What’s the most valuable lesson you’ve learn as a sommelier?
In work, as in life, we cannot be too quick to judge. This definitely resonates in our business
Is there a person/producer you particularly admire within the wine industry?
My mentor and friend, Steven Kolpan, who resides in New York, continues to play a fundamental role in my approach to the industry.
Which wines are you drinking at home at the moment?
I’m actually much less stringent about what I drink at home – I’m probably just happy to be there! I generally lean towards expressive, lean whites and red burgundy for my “comfort” wines. Last night I opened some dry Furmint from Hungary.
What are your favourite food and wine combinations?
I like to keep it simple – I enjoy a good cheese arrangement, a thoughtful white burgundy, Austrian Riesling or Loire Valley white. I also have a weakness for Champagne and Cheetos….
Who was your most memorable customer, and why?
I remember a very kind elderly woman when I worked in Malibu – she came to me and asked for “white zinfandel on the rocks with a packet of equal”. I walked away, thinking to myself, “at least it’s grapes…”
Is there a strong wine scene in your city?
There is an incredible wine scene in Hong Kong! I moved out here so I could immerse myself in it during this exceptional time, to learn and absorb as much as I can.
Have you noticed any new trends emerging? What are customers asking for at the moment?
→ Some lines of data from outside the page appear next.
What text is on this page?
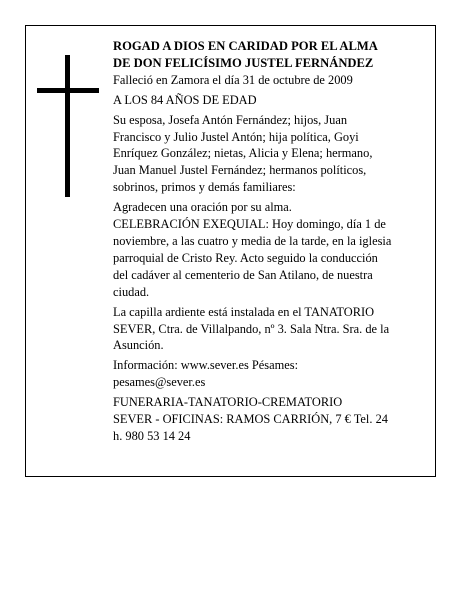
ROGAD A DIOS EN CARIDAD POR EL ALMA

DE DON FELICÍSIMO JUSTEL FERNÁNDEZ

Falleció en Zamora el día 31 de octubre de 2009

A LOS 84 AÑOS DE EDAD

Su esposa, Josefa Antón Fernández; hijos, Juan

Francisco y Julio Justel Antón; hija política, Goyi

Enríquez González; nietas, Alicia y Elena; hermano,

Juan Manuel Justel Fernández; hermanos políticos,

sobrinos, primos y demás familiares:

Agradecen una oración por su alma.

CELEBRACIÓN EXEQUIAL: Hoy domingo, día 1 de

noviembre, a las cuatro y media de la tarde, en la iglesia

parroquial de Cristo Rey. Acto seguido la conducción

del cadáver al cementerio de San Atilano, de nuestra

ciudad.

La capilla ardiente está instalada en el TANATORIO

SEVER, Ctra. de Villalpando, nº 3. Sala Ntra. Sra. de la

Asunción.

Información: www.sever.es Pésames:

pesames@sever.es

FUNERARIA-TANATORIO-CREMATORIO

SEVER - OFICINAS: RAMOS CARRIÓN, 7 € Tel. 24

h. 980 53 14 24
I’ve noticed that the interest in and sales of new world Pinot Noir has increased relatively quickly. I’m also a huge advocate for white wine, so I want to help raise the status level of high quality selections. In Chinese, the term “red wine” automatically implies “western wine,” and the literal translation of white wine, or “bai jiu”, refers to distilled rice beverages e.g. mao tai, leaving it a confusing term that carries a different connotation. If anything, I’d like to try to set a new trend by clearly differentiating between the two.
Finally, what are you looking forward to most about judging at the Decanter Asia Wine Awards?
I feel fortunate to have this opportunity, and aside from the obvious excitement of trying and evaluating many wines, I’m greatly looking forward to discussions with others in the profession.